Das Individuum befindet sich hier am ehesten in einer Zone der Privatheit, der sozialen
Unberührtheit. Die Normen für die Rolle sind weniger strikt, dennoch vorhanden. Nur wird
die Rolle hier nicht als Maske verstanden, wie es bei der zweiten Form der Fall ist, der Rolle
als theatralischen Begriff. Hierbei handelt es sich um den Fall, in dem der Rollenträger seine
Existenz wechselt, eine Maske aufsetzt. Dies ist nur möglich, da die erste Rolle, die Person als
gesicherte Identität diese Rolle des Jemand trägt. Die Normen fassen hier in strikter Art, da
die Positionen der Rolle für die Gesellschaft von Belang sind und Verstöße die Gesellschaft
stören. Dies ist die öffentliche Hälfte.
Die dritte Form bringt uns Rolle als gesellschaftlichen Funktionsbegriff nahe, dem es nicht
um menschliche Spezifik geht, sondern um die reinen Funktionen, demnach zum Beispiel um
die austauschbaren Leistungen einer Person, statt deren Anlagen und Neigungen. Die Rolle
ist dann Funktion und somit im Vorhinein festgelegt. Der Automechaniker ist dann lediglich
die Funktion, die das Kfz repariert, wie die Rolle des Motors der Antrieb einer Maschine ist.

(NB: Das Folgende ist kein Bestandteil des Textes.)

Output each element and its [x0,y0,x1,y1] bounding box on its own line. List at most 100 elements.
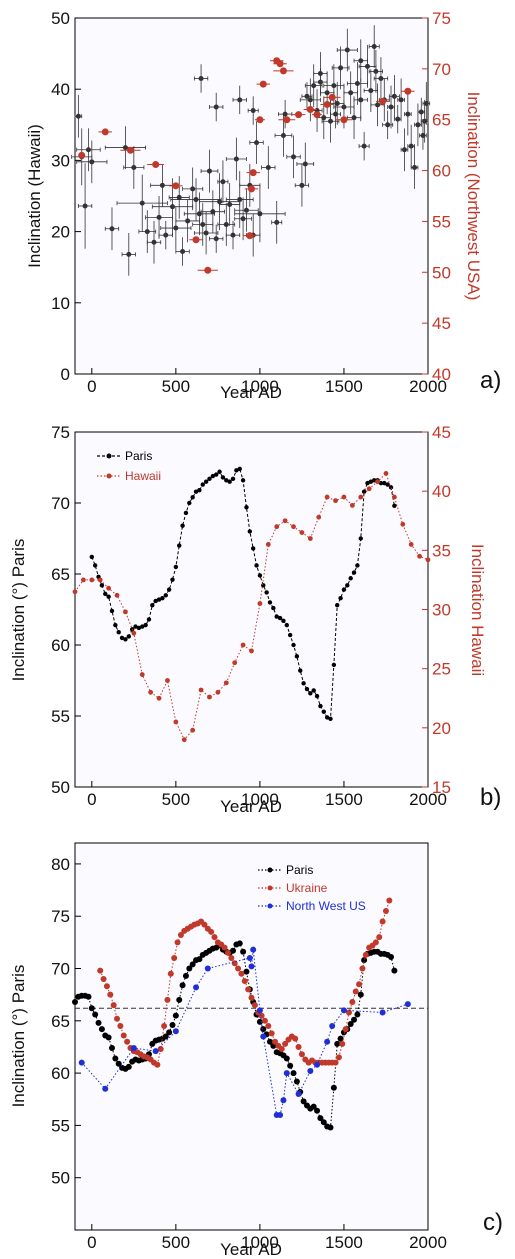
data-point-paris-b [146,617,152,622]
y-tick-label-right-a: 60 [432,162,451,181]
data-point-hawaii [254,140,260,146]
data-point-paris-c [287,1062,294,1069]
data-point-paris-c [283,1055,290,1062]
y-tick-label-c: 60 [51,1064,70,1083]
data-point-ukraine-c [124,1038,131,1045]
data-point-paris-c [172,1012,179,1019]
data-point-hawaii-b [123,609,128,615]
data-point-ukraine-c [235,965,242,972]
data-point-ukraine-c [241,978,248,985]
data-point-paris-b [311,688,316,693]
data-point-hawaii-b [291,524,296,530]
data-point-hawaii [324,90,330,96]
y-axis-label-c: Inclination (°) Paris [9,965,28,1108]
data-point-nwusa [246,232,254,240]
panel-label-b: b) [480,784,501,811]
data-point-paris-b [92,563,98,568]
data-point-ukraine-c [224,949,231,956]
data-point-nwusa [323,100,331,108]
data-point-paris-b [123,637,128,642]
data-point-nwusa [313,111,321,119]
data-point-hawaii-b [257,601,263,606]
y-tick-label-right-b: 15 [432,778,451,797]
data-point-paris-b [113,622,118,628]
data-point-nwusa [328,93,336,101]
data-point-hawaii-b [265,542,271,547]
data-point-paris-b [271,605,276,611]
data-point-nwusa [78,151,86,159]
data-point-hawaii [193,197,199,203]
data-point-north-west-us-c [283,1070,290,1077]
data-point-paris-b [183,510,189,516]
data-point-ukraine-c [372,939,379,946]
data-point-hawaii [351,115,357,121]
data-point-paris-c [186,965,193,972]
data-point-paris-c [176,996,183,1003]
y-tick-label-left-b: 65 [51,565,70,584]
plot-area-c [74,842,429,1231]
data-point-ukraine-c [298,1051,305,1058]
data-point-ukraine-c [265,1023,272,1030]
data-point-paris-b [143,622,148,628]
data-point-north-west-us-c [295,1091,302,1098]
y-tick-label-left-b: 75 [51,423,70,442]
legend-hawaii-b: Hawaii [125,469,161,483]
data-point-paris-b [156,597,162,602]
data-point-paris-b [261,583,266,588]
data-point-hawaii [328,118,334,124]
data-point-paris-c [189,961,196,968]
data-point-hawaii [334,100,340,106]
data-point-north-west-us-c [280,1097,287,1104]
data-point-paris-b [321,709,326,714]
data-point-paris-b [170,577,175,582]
data-point-hawaii [220,179,226,185]
data-point-hawaii [373,68,379,74]
data-point-paris-b [210,473,216,479]
data-point-paris-b [385,482,390,487]
data-point-ukraine-c [282,1040,289,1047]
data-point-hawaii-b [72,589,78,595]
data-point-nwusa [379,97,387,105]
data-point-hawaii [206,168,212,174]
data-point-north-west-us-c [193,984,200,991]
x-tick-label-c: 1000 [241,1233,279,1252]
data-point-hawaii-b [139,672,145,677]
data-point-paris-b [267,600,273,605]
data-point-ukraine-c [97,967,104,974]
data-point-paris-c [347,1020,354,1027]
data-point-hawaii [257,211,263,217]
data-point-paris-b [382,480,387,486]
x-tick-label-a: 1500 [325,377,363,396]
data-point-nwusa [276,60,284,68]
data-point-hawaii [227,202,233,208]
y-tick-label-c: 75 [51,907,70,926]
data-point-hawaii [213,236,219,242]
data-point-ukraine-c [211,934,218,941]
data-point-paris-b [294,654,300,659]
data-point-ukraine-c [164,996,171,1003]
data-point-paris-b [277,615,283,621]
data-point-paris-b [314,693,320,699]
data-point-paris-b [328,716,333,722]
data-point-hawaii-b [232,660,238,666]
plot-area-b [74,431,429,788]
data-point-paris-b [240,478,246,483]
data-point-hawaii [385,122,391,128]
panel-label-a: a) [480,367,501,394]
y-tick-label-right-b: 45 [432,423,451,442]
data-point-paris-b [163,593,168,598]
data-point-paris-b [345,583,350,588]
data-point-ukraine-c [261,1017,268,1024]
data-point-north-west-us-c [248,963,255,970]
data-point-paris-c [240,948,247,955]
data-point-hawaii [82,203,88,209]
data-point-paris-c [351,1016,358,1023]
x-tick-label-b: 2000 [409,790,447,809]
data-point-hawaii [198,76,204,82]
data-point-paris-c [388,954,395,961]
data-point-hawaii-b [408,542,414,547]
data-point-hawaii [230,232,236,238]
data-point-paris-b [324,715,330,720]
data-point-paris-c [300,1098,307,1105]
data-point-north-west-us-c [324,1038,331,1045]
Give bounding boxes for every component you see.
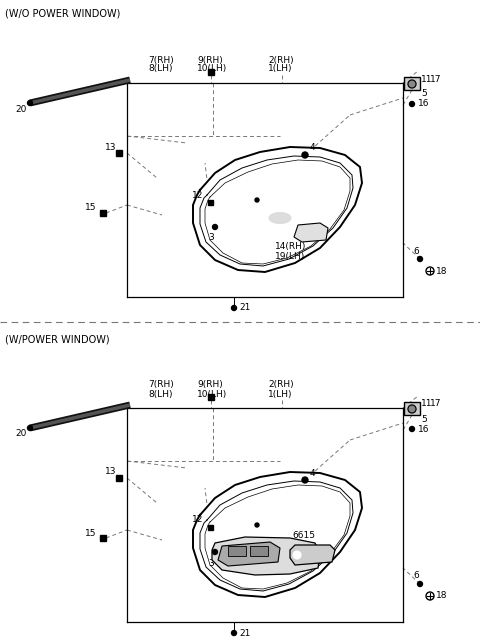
Circle shape bbox=[213, 224, 217, 230]
Bar bbox=[100, 535, 106, 541]
Polygon shape bbox=[193, 147, 362, 272]
Text: 15: 15 bbox=[85, 529, 96, 538]
Text: 14(RH): 14(RH) bbox=[275, 242, 306, 251]
Text: 11: 11 bbox=[421, 399, 432, 408]
Circle shape bbox=[27, 426, 33, 431]
Circle shape bbox=[408, 80, 416, 88]
Text: 21: 21 bbox=[239, 628, 251, 637]
Bar bbox=[207, 525, 213, 529]
Circle shape bbox=[418, 581, 422, 586]
Bar bbox=[208, 394, 214, 400]
Text: 8(LH): 8(LH) bbox=[148, 64, 172, 73]
Circle shape bbox=[255, 198, 259, 202]
Polygon shape bbox=[290, 545, 335, 565]
Text: 2(RH): 2(RH) bbox=[268, 381, 294, 390]
Text: 1(LH): 1(LH) bbox=[268, 64, 292, 73]
Text: 15: 15 bbox=[85, 203, 96, 212]
Text: 19(LH): 19(LH) bbox=[275, 251, 305, 260]
Text: 7(RH): 7(RH) bbox=[148, 381, 174, 390]
Text: 6: 6 bbox=[413, 246, 419, 255]
Text: (W/O POWER WINDOW): (W/O POWER WINDOW) bbox=[5, 9, 120, 19]
Text: 8(LH): 8(LH) bbox=[148, 390, 172, 399]
Polygon shape bbox=[294, 223, 328, 242]
Circle shape bbox=[231, 631, 237, 635]
Text: 6615: 6615 bbox=[292, 530, 315, 539]
Text: 12: 12 bbox=[192, 190, 204, 199]
Bar bbox=[116, 150, 122, 156]
Text: 13: 13 bbox=[105, 467, 117, 476]
Text: 5: 5 bbox=[421, 415, 427, 424]
Bar bbox=[250, 546, 268, 556]
Text: (W/POWER WINDOW): (W/POWER WINDOW) bbox=[5, 334, 109, 344]
Text: 7(RH): 7(RH) bbox=[148, 55, 174, 64]
Circle shape bbox=[293, 551, 301, 559]
Bar bbox=[207, 199, 213, 204]
Circle shape bbox=[213, 550, 217, 554]
Text: 18: 18 bbox=[436, 592, 447, 601]
Text: 10(LH): 10(LH) bbox=[197, 64, 227, 73]
Text: 3: 3 bbox=[208, 233, 214, 242]
Circle shape bbox=[409, 102, 415, 107]
Polygon shape bbox=[193, 472, 362, 597]
Text: 11: 11 bbox=[421, 75, 432, 84]
Polygon shape bbox=[212, 537, 320, 575]
Text: 17: 17 bbox=[430, 399, 442, 408]
Text: 20: 20 bbox=[15, 105, 26, 114]
FancyBboxPatch shape bbox=[404, 77, 420, 90]
Circle shape bbox=[231, 305, 237, 311]
Text: 1(LH): 1(LH) bbox=[268, 390, 292, 399]
FancyBboxPatch shape bbox=[404, 402, 420, 415]
Circle shape bbox=[302, 152, 308, 158]
Text: 9(RH): 9(RH) bbox=[197, 381, 223, 390]
Text: 4: 4 bbox=[310, 143, 316, 152]
Circle shape bbox=[409, 426, 415, 431]
Text: 4: 4 bbox=[310, 469, 316, 478]
Circle shape bbox=[408, 405, 416, 413]
Polygon shape bbox=[218, 542, 280, 566]
Text: 21: 21 bbox=[239, 303, 251, 312]
Text: 2(RH): 2(RH) bbox=[268, 55, 294, 64]
Circle shape bbox=[302, 477, 308, 483]
Bar bbox=[228, 546, 246, 556]
Ellipse shape bbox=[251, 204, 296, 226]
Bar bbox=[208, 69, 214, 75]
Text: 17: 17 bbox=[430, 75, 442, 84]
Text: 12: 12 bbox=[192, 516, 204, 525]
Ellipse shape bbox=[269, 212, 291, 224]
Bar bbox=[100, 210, 106, 216]
Bar bbox=[116, 475, 122, 481]
Text: 9(RH): 9(RH) bbox=[197, 55, 223, 64]
Circle shape bbox=[255, 523, 259, 527]
Text: 6: 6 bbox=[413, 572, 419, 581]
Text: 16: 16 bbox=[418, 100, 430, 109]
Text: 13: 13 bbox=[105, 143, 117, 152]
Text: 3: 3 bbox=[208, 559, 214, 568]
Circle shape bbox=[252, 520, 262, 530]
Text: 18: 18 bbox=[436, 266, 447, 275]
Text: 5: 5 bbox=[421, 89, 427, 98]
Text: 20: 20 bbox=[15, 430, 26, 439]
Text: 16: 16 bbox=[418, 424, 430, 433]
Circle shape bbox=[418, 257, 422, 262]
Text: 10(LH): 10(LH) bbox=[197, 390, 227, 399]
Circle shape bbox=[27, 100, 33, 105]
Circle shape bbox=[252, 195, 262, 205]
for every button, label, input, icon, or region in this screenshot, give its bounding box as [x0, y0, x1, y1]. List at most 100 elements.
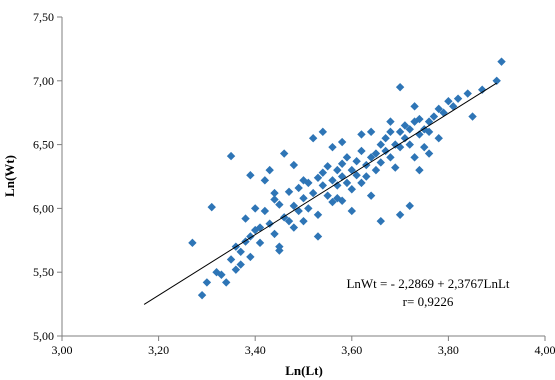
data-point — [255, 223, 265, 232]
data-point — [289, 223, 299, 232]
data-point — [337, 137, 347, 147]
data-point — [429, 112, 439, 121]
data-point — [333, 181, 342, 190]
data-point — [308, 134, 318, 143]
data-point — [405, 125, 414, 134]
data-point — [492, 76, 501, 85]
data-point — [342, 178, 352, 188]
y-tick-label: 6,00 — [33, 201, 54, 215]
data-point — [386, 127, 395, 137]
data-point — [328, 176, 337, 185]
data-point — [362, 172, 371, 181]
data-point — [366, 127, 376, 137]
data-point — [299, 216, 308, 226]
tick-labels: 3,00 3,20 3,40 3,60 3,80 4,00 5,00 5,50 6,00 6,50… — [33, 10, 555, 357]
data-point — [236, 247, 245, 256]
data-point — [410, 102, 419, 111]
x-tick-label: 3,00 — [52, 343, 73, 357]
data-point — [246, 252, 255, 262]
data-point — [347, 185, 356, 194]
data-point — [478, 85, 487, 94]
data-point — [395, 127, 405, 137]
data-point — [333, 165, 342, 175]
data-point — [265, 165, 274, 175]
data-point — [357, 146, 366, 156]
axes — [57, 16, 546, 341]
data-point — [352, 156, 361, 166]
data-point — [424, 149, 434, 158]
data-point — [337, 159, 347, 168]
data-point — [304, 204, 313, 213]
y-tick-label: 5,00 — [33, 329, 54, 343]
data-point — [381, 134, 390, 143]
data-point — [410, 117, 419, 126]
data-point — [357, 178, 366, 188]
data-point — [333, 193, 342, 203]
data-points — [188, 57, 506, 300]
data-point — [246, 171, 255, 180]
data-point — [376, 158, 385, 167]
data-point — [371, 165, 381, 175]
data-point — [434, 134, 443, 143]
data-point — [318, 127, 328, 137]
data-point — [236, 260, 245, 269]
data-point — [347, 206, 356, 216]
data-point — [279, 149, 289, 158]
y-tick-label: 5,50 — [33, 265, 54, 279]
correlation-coefficient: r= 0,9226 — [403, 294, 454, 309]
data-point — [251, 204, 260, 213]
x-tick-label: 3,20 — [148, 343, 169, 357]
data-point — [337, 172, 347, 181]
data-point — [294, 183, 303, 193]
data-point — [318, 181, 328, 190]
data-point — [366, 153, 376, 162]
data-point — [226, 151, 236, 161]
x-axis-title: Ln(Lt) — [285, 363, 323, 378]
data-point — [279, 213, 289, 222]
data-point — [270, 188, 279, 198]
data-point — [328, 197, 337, 207]
data-point — [241, 214, 250, 223]
data-point — [270, 229, 279, 239]
data-point — [255, 238, 265, 248]
data-point — [275, 200, 284, 209]
data-point — [289, 160, 299, 170]
data-point — [468, 112, 477, 121]
data-point — [202, 278, 212, 287]
data-point — [275, 246, 284, 255]
data-point — [391, 163, 400, 172]
data-point — [424, 127, 434, 137]
data-point — [260, 206, 270, 216]
data-point — [444, 97, 453, 106]
data-point — [323, 191, 332, 200]
regression-equation: LnWt = - 2,2869 + 2,3767LnLt — [346, 276, 509, 291]
y-tick-label: 6,50 — [33, 138, 54, 152]
data-point — [395, 210, 405, 219]
data-point — [284, 216, 294, 226]
data-point — [299, 193, 308, 203]
data-point — [308, 188, 318, 198]
data-point — [217, 270, 226, 279]
data-point — [188, 238, 197, 248]
data-point — [357, 130, 366, 139]
data-point — [376, 216, 385, 226]
y-tick-label: 7,00 — [33, 74, 54, 88]
data-point — [328, 142, 337, 152]
x-tick-label: 3,60 — [341, 343, 362, 357]
data-point — [420, 142, 429, 152]
x-tick-label: 3,40 — [245, 343, 266, 357]
data-point — [405, 140, 414, 149]
data-point — [313, 210, 323, 219]
data-point — [366, 191, 376, 200]
data-point — [352, 171, 361, 180]
data-point — [313, 173, 323, 182]
y-axis-title: Ln(Wt) — [2, 155, 17, 197]
regression-line — [143, 82, 497, 305]
data-point — [342, 153, 352, 162]
data-point — [386, 117, 395, 126]
data-point — [410, 153, 419, 162]
data-point — [386, 153, 395, 162]
data-point — [400, 134, 410, 143]
y-tick-label: 7,50 — [33, 10, 54, 24]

Die Rollendeutung ist zwar, wie auch andere Strukturen auf alle Gesellschaftsformen
anwendbar, dies jedoch nur unter Vernachlässigung der Selbstdeutung dieser
Gesellschaftsformen. Es gibt folglich mindestens so viele mögliche Deutungen, wie es
mögliche Gesellschaftsformen gibt. Dies einräumend versteht Plessner den Menschen als auf
eine soziale Rolle hin verwiesenes, jedoch nicht durch sie definiertes Wesen. Daher bleibt er
auf der Ebene der Rollendeutung und des dazugehörigen Doppelgängertums privat-öffentlich.
Denn in dieser Deutung hat der Doppelgänger die Möglichkeit zu wählen, ob er das
Reflektieren des Doppelgängertums einstellen, ob er es gar nicht zu der Reflektion kommen
lassen, oder ob er den Versuch eines Gleichgewichtes zwischen öffentlich-privat wagen will.
[14]a.a.O., S.53, als ein zusammenfassendes Zitat, das bisher hergeleitetes gut ausdrückt.